After her son Gabriel Salmeron disappeared, Hernandez also received extortion calls. The last Hernandez had heard from Salmeron he was in Nuevo Laredo, and then nothing. But at one point during the five-year void, she started getting calls from someone who said they had Salmeron in Houston. She sent them $200, but they kept asking for more. They refused to put him on the phone, so she doesn't think they ever had him.

Salmeron said he didn't make it beyond Nuevo Laredo. He lost himself in drugs and wound up in Monterrey, wandering the streets looking for his next fix until he ran into members of an evangelical church that specializes in outreach to addicts. Now he's training to be a pastor.

The church's leader at first opposed the reunion between Hernandez and her son, fearing his promising young preacher would return to Honduras. But by Friday, the church had turned the reunion into a giant event. Members wore "Adictos a Cristo" (Addicted to Christ) T-shirts and inside a high-ceilinged auditorium, Christian rock thundered from a stage complete with a light show and smoke machine.

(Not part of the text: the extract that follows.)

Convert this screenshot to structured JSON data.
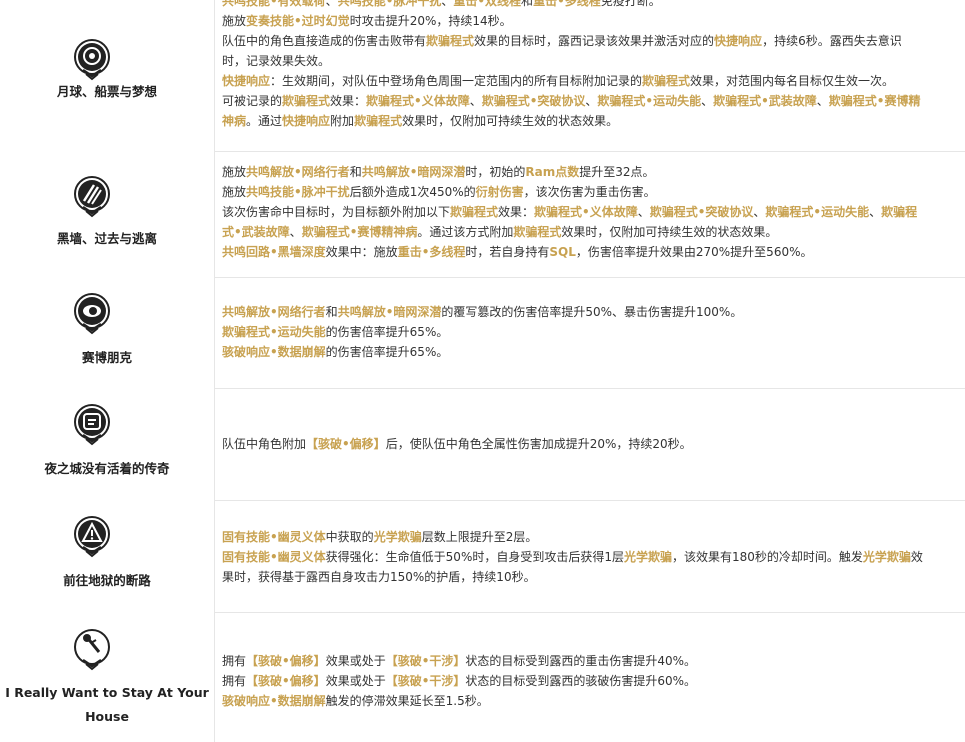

Salmeron entered with flowers for his mother. They clutched each other in a long embrace surrounded by cameras, before the son, wearing a gray suit and purple tie, launched into a sermon about his journey.

"My mother was in search of a miracle and this miracle became real," he said from the stage. Later, he said it was the happiest day of his life.

Watching the reunion of Hernandez with her son, Murcia and several other mothers wiped away tears.

"I was thinking in that moment that one day it will be my turn," Murcia said later. "It will be my turn to find him, whichever of the two."